There are a number of other JAK inhibitors in production, but interferon continues to be a drug that people are evaluating, especially the pegylated forms that have less toxicity, clearly appears to have activity in polycythemia vera. One of the more exciting new drugs in PV is imetelstat. Imetelstat is an antisense oligonucleotide given as a 2-hour intravenous infusion. It binds to a component of the telomerase enzyme that is important in adding telomeres to the ends of chromosomes to prevent chromosomes from shrinking over time, and senescence of cells. In a small study that’s been now published in the New England Journal of Medicine, it’s clear that from that study, imetelstat did lead to hematologic responses in patients with myelofibrosis, and is being tested in other myeloproliferative neoplasms as well.
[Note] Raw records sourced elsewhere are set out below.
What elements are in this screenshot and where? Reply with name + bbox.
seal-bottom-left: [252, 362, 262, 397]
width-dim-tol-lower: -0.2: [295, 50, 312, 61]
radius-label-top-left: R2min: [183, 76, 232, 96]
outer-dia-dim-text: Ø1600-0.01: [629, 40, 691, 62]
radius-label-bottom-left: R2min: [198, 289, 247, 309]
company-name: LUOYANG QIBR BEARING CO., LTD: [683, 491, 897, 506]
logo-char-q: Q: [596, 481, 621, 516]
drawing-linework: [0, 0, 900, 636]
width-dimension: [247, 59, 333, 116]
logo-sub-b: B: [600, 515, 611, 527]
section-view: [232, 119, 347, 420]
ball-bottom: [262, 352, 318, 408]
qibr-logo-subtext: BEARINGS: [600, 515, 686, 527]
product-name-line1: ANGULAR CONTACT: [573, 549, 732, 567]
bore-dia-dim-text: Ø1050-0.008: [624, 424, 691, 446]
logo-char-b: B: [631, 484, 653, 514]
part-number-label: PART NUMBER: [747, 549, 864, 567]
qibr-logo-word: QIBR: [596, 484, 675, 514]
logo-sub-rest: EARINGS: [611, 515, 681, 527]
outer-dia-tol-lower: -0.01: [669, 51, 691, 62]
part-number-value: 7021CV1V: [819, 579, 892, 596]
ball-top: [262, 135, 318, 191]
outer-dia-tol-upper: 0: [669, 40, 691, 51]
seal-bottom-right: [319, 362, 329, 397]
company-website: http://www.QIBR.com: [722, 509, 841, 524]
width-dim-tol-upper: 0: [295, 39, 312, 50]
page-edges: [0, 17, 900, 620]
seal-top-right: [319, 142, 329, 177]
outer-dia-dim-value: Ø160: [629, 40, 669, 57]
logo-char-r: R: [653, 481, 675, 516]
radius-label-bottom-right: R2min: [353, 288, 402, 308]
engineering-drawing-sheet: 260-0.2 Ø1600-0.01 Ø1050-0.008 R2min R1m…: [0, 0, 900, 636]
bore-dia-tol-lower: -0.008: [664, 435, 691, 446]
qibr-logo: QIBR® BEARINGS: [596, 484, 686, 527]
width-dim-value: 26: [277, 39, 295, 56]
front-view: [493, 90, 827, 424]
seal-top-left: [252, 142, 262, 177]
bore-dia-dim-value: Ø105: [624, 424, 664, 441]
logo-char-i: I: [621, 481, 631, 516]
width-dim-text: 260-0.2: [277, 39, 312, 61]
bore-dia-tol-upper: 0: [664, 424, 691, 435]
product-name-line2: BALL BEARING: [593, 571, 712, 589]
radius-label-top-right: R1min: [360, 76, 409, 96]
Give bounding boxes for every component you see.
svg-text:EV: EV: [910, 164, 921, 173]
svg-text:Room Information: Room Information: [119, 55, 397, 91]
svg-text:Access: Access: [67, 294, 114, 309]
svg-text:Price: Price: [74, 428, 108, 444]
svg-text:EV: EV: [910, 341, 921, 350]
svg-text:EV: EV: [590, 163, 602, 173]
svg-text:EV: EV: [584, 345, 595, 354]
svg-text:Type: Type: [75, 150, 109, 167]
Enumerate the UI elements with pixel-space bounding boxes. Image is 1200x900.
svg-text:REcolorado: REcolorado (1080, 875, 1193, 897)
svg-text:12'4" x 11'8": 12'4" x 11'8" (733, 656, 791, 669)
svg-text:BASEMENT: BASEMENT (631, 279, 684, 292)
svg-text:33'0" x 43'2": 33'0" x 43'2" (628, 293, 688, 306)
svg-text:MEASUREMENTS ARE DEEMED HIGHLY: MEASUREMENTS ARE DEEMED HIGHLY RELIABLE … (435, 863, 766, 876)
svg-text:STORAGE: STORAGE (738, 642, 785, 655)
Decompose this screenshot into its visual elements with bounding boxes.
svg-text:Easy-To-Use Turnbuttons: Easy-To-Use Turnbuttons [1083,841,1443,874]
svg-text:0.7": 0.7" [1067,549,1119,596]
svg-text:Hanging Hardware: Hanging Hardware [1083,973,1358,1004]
I think, as we become more comfortable with using ruxolitinib, clinicians will start recognizing that our management of PV has been suboptimal. It’s been what it’s been for the last several decades with hydroxyurea and aspirin. But, it doesn’t mean that we have effectively improved the quality of life of all of these patients with just those two drugs. And, I think over time, there’s going to be a shift more toward a targeted approach with a drug like ruxolitinib, or other JAK inhibitors, to really control the disease so that symptom burden is decreased, and we can get away from some of these more archaic medical treatments, such as phlebotomy, unless we all want to become barbers again and start phlebotomizing our patients more and more.